Anlaşmayı eleştirenler arasında hem insan hakları için mücadele eden aktivistleri hem de teknoloji sektöründeki büyük şirketlerin temsilcilerini bulabilirsiniz. Anlaşmada yer alan kontrol hükümlerinin boyun eğdirmeye yol açabileceğini söylüyorlar.
Anlaşmanın oluşturulması, Rusya'nın Genel Kurul'a siber suçlarla ilgili bir rapor gönderdiği 2017 yılına kadar uzanıyor. Konuşmaya siber suçlara karşı eylem konusunda bir sözleşme taslağı eşlik etti.
Bu tür bir antlaşmanın yazılmasına ilişkin bir karar 2019 yılında Birleşmiş Milletler üye devletleri tarafından onaylandı.
En başından beri insan hakları örgütleri anlaşmanın hükümleri konusunda endişeliydi ve hem Amerika Birleşik Devletleri hem de Avrupa Birliği ülkeleri buna karşı çıktı.
İnsan Hakları İzleme Örgütü Direktörü Deborah Brown, anlaşmanın hükümlerinin hükümetlerin gazetecilere, eşcinsellere ve her türlü azınlığa karşı sınır ötesi kampanyalar başlatmasına izin verdiğini söylüyor.

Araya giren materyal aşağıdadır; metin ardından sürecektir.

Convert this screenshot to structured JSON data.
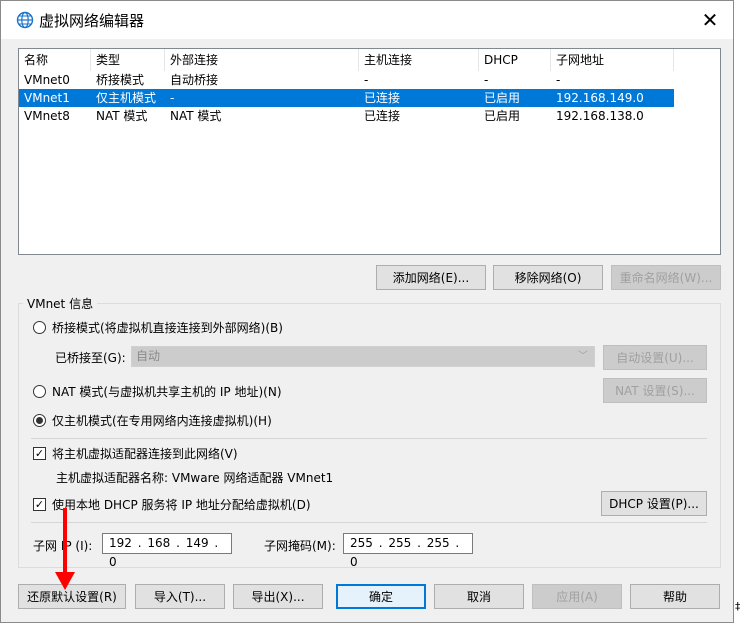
{
  "window": {
    "title": "虚拟网络编辑器",
    "close": "✕"
  },
  "list": {
    "columns": [
      "名称",
      "类型",
      "外部连接",
      "主机连接",
      "DHCP",
      "子网地址"
    ],
    "rows": [
      {
        "name": "VMnet0",
        "type": "桥接模式",
        "external": "自动桥接",
        "host": "-",
        "dhcp": "-",
        "subnet": "-",
        "selected": false
      },
      {
        "name": "VMnet1",
        "type": "仅主机模式",
        "external": "-",
        "host": "已连接",
        "dhcp": "已启用",
        "subnet": "192.168.149.0",
        "selected": true
      },
      {
        "name": "VMnet8",
        "type": "NAT 模式",
        "external": "NAT 模式",
        "host": "已连接",
        "dhcp": "已启用",
        "subnet": "192.168.138.0",
        "selected": false
      }
    ]
  },
  "list_buttons": {
    "add": "添加网络(E)...",
    "remove": "移除网络(O)",
    "rename": "重命名网络(W)..."
  },
  "info": {
    "group_title": "VMnet 信息",
    "bridge_mode": "桥接模式(将虚拟机直接连接到外部网络)(B)",
    "bridged_to_label": "已桥接至(G):",
    "bridged_to_value": "自动",
    "auto_settings": "自动设置(U)...",
    "nat_mode": "NAT 模式(与虚拟机共享主机的 IP 地址)(N)",
    "nat_settings": "NAT 设置(S)...",
    "host_only_mode": "仅主机模式(在专用网络内连接虚拟机)(H)",
    "connect_adapter": "将主机虚拟适配器连接到此网络(V)",
    "adapter_name": "主机虚拟适配器名称: VMware 网络适配器 VMnet1",
    "use_dhcp": "使用本地 DHCP 服务将 IP 地址分配给虚拟机(D)",
    "dhcp_settings": "DHCP 设置(P)...",
    "subnet_ip_label": "子网 IP (I):",
    "subnet_ip_value": "192 . 168 . 149 .  0",
    "subnet_mask_label": "子网掩码(M):",
    "subnet_mask_value": "255 . 255 . 255 .  0"
  },
  "footer": {
    "restore": "还原默认设置(R)",
    "import": "导入(T)...",
    "export": "导出(X)...",
    "ok": "确定",
    "cancel": "取消",
    "apply": "应用(A)",
    "help": "帮助"
  },
  "edge_mark": "‡",
  "colors": {
    "selection": "#0078d7",
    "annotation_arrow": "#ff0000"
  }
}
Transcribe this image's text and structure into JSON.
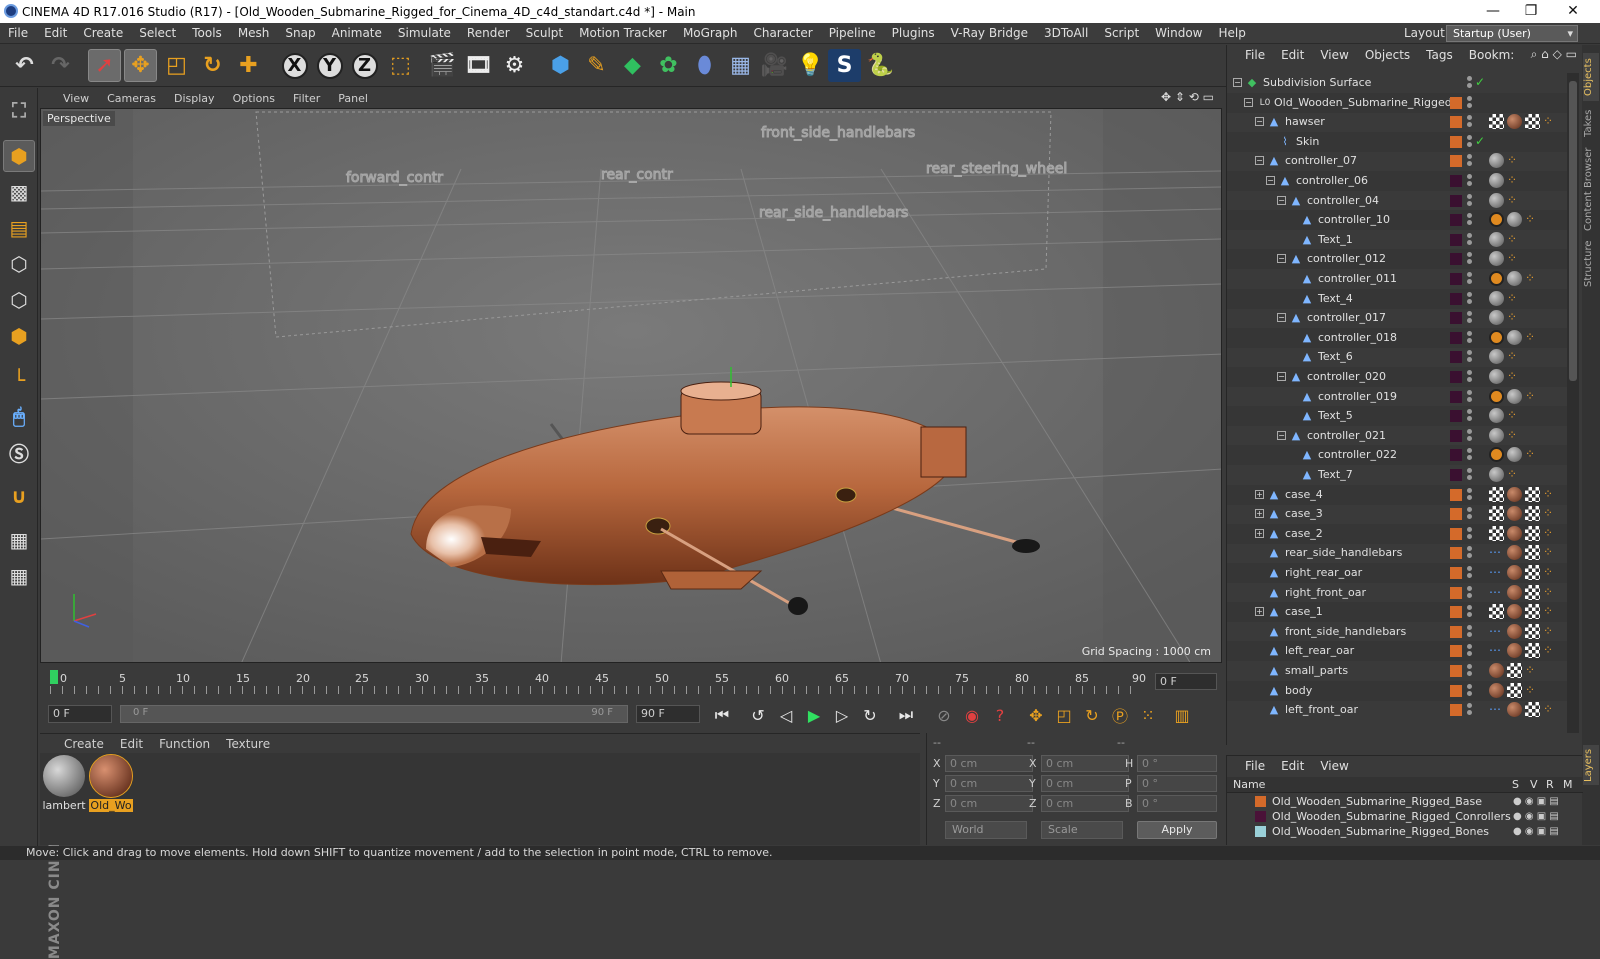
{
  "window": {
    "title": "CINEMA 4D R17.016 Studio (R17) - [Old_Wooden_Submarine_Rigged_for_Cinema_4D_c4d_standart.c4d *] - Main",
    "minimize": "—",
    "maximize": "❐",
    "close": "✕"
  },
  "menubar": {
    "items": [
      "File",
      "Edit",
      "Create",
      "Select",
      "Tools",
      "Mesh",
      "Snap",
      "Animate",
      "Simulate",
      "Render",
      "Sculpt",
      "Motion Tracker",
      "MoGraph",
      "Character",
      "Pipeline",
      "Plugins",
      "V-Ray Bridge",
      "3DToAll",
      "Script",
      "Window",
      "Help"
    ],
    "layout_label": "Layout:",
    "layout_value": "Startup (User)"
  },
  "toolbar": {
    "x_label": "X",
    "y_label": "Y",
    "z_label": "Z"
  },
  "viewport": {
    "menu": [
      "View",
      "Cameras",
      "Display",
      "Options",
      "Filter",
      "Panel"
    ],
    "camera_label": "Perspective",
    "grid_spacing": "Grid Spacing : 1000 cm",
    "scene_labels": [
      "forward_contr",
      "front_side_handlebars",
      "rear_contr",
      "rear_side_handlebars",
      "rear_steering_wheel"
    ]
  },
  "timeline": {
    "ticks": [
      "0",
      "5",
      "10",
      "15",
      "20",
      "25",
      "30",
      "35",
      "40",
      "45",
      "50",
      "55",
      "60",
      "65",
      "70",
      "75",
      "80",
      "85",
      "90"
    ],
    "current_frame": "0 F"
  },
  "transport": {
    "start_field": "0 F",
    "range_start": "0 F",
    "range_end": "90 F",
    "end_field": "90 F"
  },
  "material_manager": {
    "menu": [
      "Create",
      "Edit",
      "Function",
      "Texture"
    ],
    "materials": [
      {
        "name": "lambert",
        "selected": false
      },
      {
        "name": "Old_Wo",
        "selected": true
      }
    ]
  },
  "coordinates": {
    "headers": [
      "--",
      "--",
      "--"
    ],
    "rows": [
      {
        "a_label": "X",
        "a_val": "0 cm",
        "b_label": "X",
        "b_val": "0 cm",
        "c_label": "H",
        "c_val": "0 °"
      },
      {
        "a_label": "Y",
        "a_val": "0 cm",
        "b_label": "Y",
        "b_val": "0 cm",
        "c_label": "P",
        "c_val": "0 °"
      },
      {
        "a_label": "Z",
        "a_val": "0 cm",
        "b_label": "Z",
        "b_val": "0 cm",
        "c_label": "B",
        "c_val": "0 °"
      }
    ],
    "space": "World",
    "mode": "Scale",
    "apply": "Apply"
  },
  "object_manager": {
    "menu": [
      "File",
      "Edit",
      "View",
      "Objects",
      "Tags",
      "Bookm:"
    ],
    "objects": [
      {
        "name": "Subdivision Surface",
        "depth": 0,
        "tree": "-",
        "icon": "subdiv",
        "layer": "",
        "tags": ""
      },
      {
        "name": "Old_Wooden_Submarine_Rigged",
        "depth": 1,
        "tree": "-",
        "icon": "null",
        "layer": "#d46a2a",
        "tags": ""
      },
      {
        "name": "hawser",
        "depth": 2,
        "tree": "-",
        "icon": "joint",
        "layer": "#d46a2a",
        "tags": "check-wood-check-joint"
      },
      {
        "name": "Skin",
        "depth": 3,
        "tree": "",
        "icon": "skin",
        "layer": "#d46a2a",
        "tags": ""
      },
      {
        "name": "controller_07",
        "depth": 2,
        "tree": "-",
        "icon": "joint",
        "layer": "#d46a2a",
        "tags": "grey-joint"
      },
      {
        "name": "controller_06",
        "depth": 3,
        "tree": "-",
        "icon": "joint",
        "layer": "#3a1030",
        "tags": "grey-joint"
      },
      {
        "name": "controller_04",
        "depth": 4,
        "tree": "-",
        "icon": "joint",
        "layer": "#3a1030",
        "tags": "grey-joint"
      },
      {
        "name": "controller_10",
        "depth": 5,
        "tree": "",
        "icon": "joint",
        "layer": "#3a1030",
        "tags": "no-grey-joint"
      },
      {
        "name": "Text_1",
        "depth": 5,
        "tree": "",
        "icon": "joint",
        "layer": "#3a1030",
        "tags": "grey-joint"
      },
      {
        "name": "controller_012",
        "depth": 4,
        "tree": "-",
        "icon": "joint",
        "layer": "#3a1030",
        "tags": "grey-joint"
      },
      {
        "name": "controller_011",
        "depth": 5,
        "tree": "",
        "icon": "joint",
        "layer": "#3a1030",
        "tags": "no-grey-joint"
      },
      {
        "name": "Text_4",
        "depth": 5,
        "tree": "",
        "icon": "joint",
        "layer": "#3a1030",
        "tags": "grey-joint"
      },
      {
        "name": "controller_017",
        "depth": 4,
        "tree": "-",
        "icon": "joint",
        "layer": "#3a1030",
        "tags": "grey-joint"
      },
      {
        "name": "controller_018",
        "depth": 5,
        "tree": "",
        "icon": "joint",
        "layer": "#3a1030",
        "tags": "no-grey-joint"
      },
      {
        "name": "Text_6",
        "depth": 5,
        "tree": "",
        "icon": "joint",
        "layer": "#3a1030",
        "tags": "grey-joint"
      },
      {
        "name": "controller_020",
        "depth": 4,
        "tree": "-",
        "icon": "joint",
        "layer": "#3a1030",
        "tags": "grey-joint"
      },
      {
        "name": "controller_019",
        "depth": 5,
        "tree": "",
        "icon": "joint",
        "layer": "#3a1030",
        "tags": "no-grey-joint"
      },
      {
        "name": "Text_5",
        "depth": 5,
        "tree": "",
        "icon": "joint",
        "layer": "#3a1030",
        "tags": "grey-joint"
      },
      {
        "name": "controller_021",
        "depth": 4,
        "tree": "-",
        "icon": "joint",
        "layer": "#3a1030",
        "tags": "grey-joint"
      },
      {
        "name": "controller_022",
        "depth": 5,
        "tree": "",
        "icon": "joint",
        "layer": "#3a1030",
        "tags": "no-grey-joint"
      },
      {
        "name": "Text_7",
        "depth": 5,
        "tree": "",
        "icon": "joint",
        "layer": "#3a1030",
        "tags": "grey-joint"
      },
      {
        "name": "case_4",
        "depth": 2,
        "tree": "+",
        "icon": "joint",
        "layer": "#d46a2a",
        "tags": "check-wood-check-joint"
      },
      {
        "name": "case_3",
        "depth": 2,
        "tree": "+",
        "icon": "joint",
        "layer": "#d46a2a",
        "tags": "check-wood-check-joint"
      },
      {
        "name": "case_2",
        "depth": 2,
        "tree": "+",
        "icon": "joint",
        "layer": "#d46a2a",
        "tags": "check-wood-check-joint"
      },
      {
        "name": "rear_side_handlebars",
        "depth": 2,
        "tree": "",
        "icon": "joint",
        "layer": "#d46a2a",
        "tags": "dots-wood-check-joint"
      },
      {
        "name": "right_rear_oar",
        "depth": 2,
        "tree": "",
        "icon": "joint",
        "layer": "#d46a2a",
        "tags": "dots-wood-check-joint"
      },
      {
        "name": "right_front_oar",
        "depth": 2,
        "tree": "",
        "icon": "joint",
        "layer": "#d46a2a",
        "tags": "dots-wood-check-joint"
      },
      {
        "name": "case_1",
        "depth": 2,
        "tree": "+",
        "icon": "joint",
        "layer": "#d46a2a",
        "tags": "check-wood-check-joint"
      },
      {
        "name": "front_side_handlebars",
        "depth": 2,
        "tree": "",
        "icon": "joint",
        "layer": "#d46a2a",
        "tags": "dots-wood-check-joint"
      },
      {
        "name": "left_rear_oar",
        "depth": 2,
        "tree": "",
        "icon": "joint",
        "layer": "#d46a2a",
        "tags": "dots-wood-check-joint"
      },
      {
        "name": "small_parts",
        "depth": 2,
        "tree": "",
        "icon": "joint",
        "layer": "#d46a2a",
        "tags": "wood-check-joint"
      },
      {
        "name": "body",
        "depth": 2,
        "tree": "",
        "icon": "joint",
        "layer": "#d46a2a",
        "tags": "wood-check-joint"
      },
      {
        "name": "left_front_oar",
        "depth": 2,
        "tree": "",
        "icon": "joint",
        "layer": "#d46a2a",
        "tags": "dots-wood-check-joint"
      }
    ]
  },
  "right_tabs": [
    "Objects",
    "Takes",
    "Content Browser",
    "Structure",
    "Layers"
  ],
  "layer_manager": {
    "menu": [
      "File",
      "Edit",
      "View"
    ],
    "header": {
      "name": "Name",
      "s": "S",
      "v": "V",
      "r": "R",
      "m": "M"
    },
    "layers": [
      {
        "name": "Old_Wooden_Submarine_Rigged_Base",
        "color": "#d46a2a"
      },
      {
        "name": "Old_Wooden_Submarine_Rigged_Conrollers",
        "color": "#4a1238"
      },
      {
        "name": "Old_Wooden_Submarine_Rigged_Bones",
        "color": "#9ad0d8"
      }
    ]
  },
  "status": "Move: Click and drag to move elements. Hold down SHIFT to quantize movement / add to the selection in point mode, CTRL to remove."
}
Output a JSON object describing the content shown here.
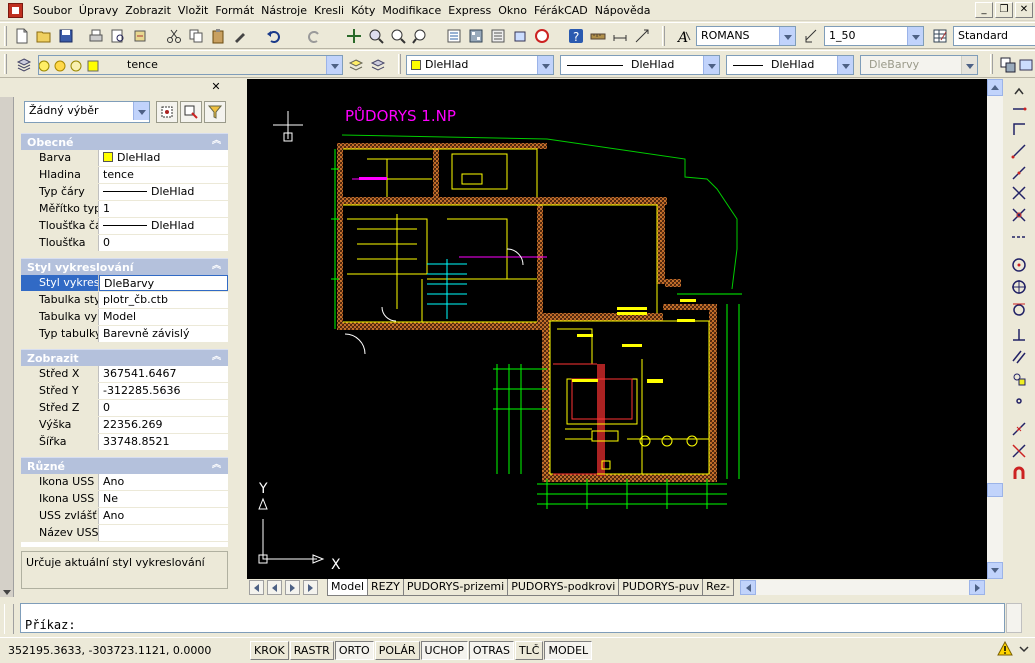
{
  "window": {
    "controls": [
      "_",
      "❐",
      "✕"
    ]
  },
  "menu": {
    "items": [
      "Soubor",
      "Úpravy",
      "Zobrazit",
      "Vložit",
      "Formát",
      "Nástroje",
      "Kresli",
      "Kóty",
      "Modifikace",
      "Express",
      "Okno",
      "FérákCAD",
      "Nápověda"
    ]
  },
  "toolbar1": {
    "text_style": "ROMANS",
    "dim_style": "1_50",
    "table_style": "Standard"
  },
  "toolbar2": {
    "layer": "tence",
    "color": "DleHlad",
    "linetype": "DleHlad",
    "lineweight": "DleHlad",
    "plot_style": "DleBarvy"
  },
  "colors": {
    "drawing_bg": "#000000",
    "panel_bg": "#ECE9D8",
    "category": "#B4C1DC",
    "selection": "#316AC5",
    "drawing_title": "#FF00FF",
    "walls": "#FFFF00",
    "dimensions": "#00FF00",
    "hatch": "#C86428"
  },
  "properties": {
    "selection": "Žádný výběr",
    "categories": [
      {
        "title": "Obecné",
        "rows": [
          {
            "name": "Barva",
            "value": "DleHlad",
            "kind": "color"
          },
          {
            "name": "Hladina",
            "value": "tence",
            "kind": "text"
          },
          {
            "name": "Typ čáry",
            "value": "DleHlad",
            "kind": "line"
          },
          {
            "name": "Měřítko typu...",
            "value": "1",
            "kind": "text"
          },
          {
            "name": "Tloušťka čáry",
            "value": "DleHlad",
            "kind": "line"
          },
          {
            "name": "Tloušťka",
            "value": "0",
            "kind": "text"
          }
        ]
      },
      {
        "title": "Styl vykreslování",
        "rows": [
          {
            "name": "Styl vykreslo...",
            "value": "DleBarvy",
            "kind": "text",
            "selected": true
          },
          {
            "name": "Tabulka styl...",
            "value": "plotr_čb.ctb",
            "kind": "text"
          },
          {
            "name": "Tabulka vykr...",
            "value": "Model",
            "kind": "text"
          },
          {
            "name": "Typ tabulky ...",
            "value": "Barevně závislý",
            "kind": "text"
          }
        ]
      },
      {
        "title": "Zobrazit",
        "rows": [
          {
            "name": "Střed X",
            "value": "367541.6467",
            "kind": "text"
          },
          {
            "name": "Střed Y",
            "value": "-312285.5636",
            "kind": "text"
          },
          {
            "name": "Střed Z",
            "value": "0",
            "kind": "text"
          },
          {
            "name": "Výška",
            "value": "22356.269",
            "kind": "text"
          },
          {
            "name": "Šířka",
            "value": "33748.8521",
            "kind": "text"
          }
        ]
      },
      {
        "title": "Různé",
        "rows": [
          {
            "name": "Ikona USS z...",
            "value": "Ano",
            "kind": "text"
          },
          {
            "name": "Ikona USS v ...",
            "value": "Ne",
            "kind": "text"
          },
          {
            "name": "USS zvlášť p...",
            "value": "Ano",
            "kind": "text"
          },
          {
            "name": "Název USS",
            "value": "",
            "kind": "text"
          }
        ]
      }
    ],
    "description": "Určuje aktuální styl vykreslování"
  },
  "drawing": {
    "title": "PŮDORYS 1.NP",
    "ucs_y": "Y",
    "ucs_x": "X"
  },
  "layout_tabs": [
    "Model",
    "REZY",
    "PUDORYS-prizemi",
    "PUDORYS-podkrovi",
    "PUDORYS-puv",
    "Rez-"
  ],
  "command": {
    "prompt": "Příkaz:"
  },
  "status": {
    "coords": "352195.3633, -303723.1121, 0.0000",
    "buttons": [
      {
        "label": "KROK",
        "on": false
      },
      {
        "label": "RASTR",
        "on": false
      },
      {
        "label": "ORTO",
        "on": true
      },
      {
        "label": "POLÁR",
        "on": false
      },
      {
        "label": "UCHOP",
        "on": true
      },
      {
        "label": "OTRAS",
        "on": true
      },
      {
        "label": "TLČ",
        "on": false
      },
      {
        "label": "MODEL",
        "on": true
      }
    ]
  }
}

İran temsilcileri anlaşmada değişiklik yapılmasını ve birçok maddenin çıkarılmasını önerdiler. İranlıların çıkarılmasını istedikleri hükümlerden biri, anlaşmanın insan haklarını ve ifade, düşünce ve din özgürlüğü gibi diğer temel hakları bastırmak veya azaltmak için kullanılamayacağını belirtiyordu. Değişiklik reddedildi.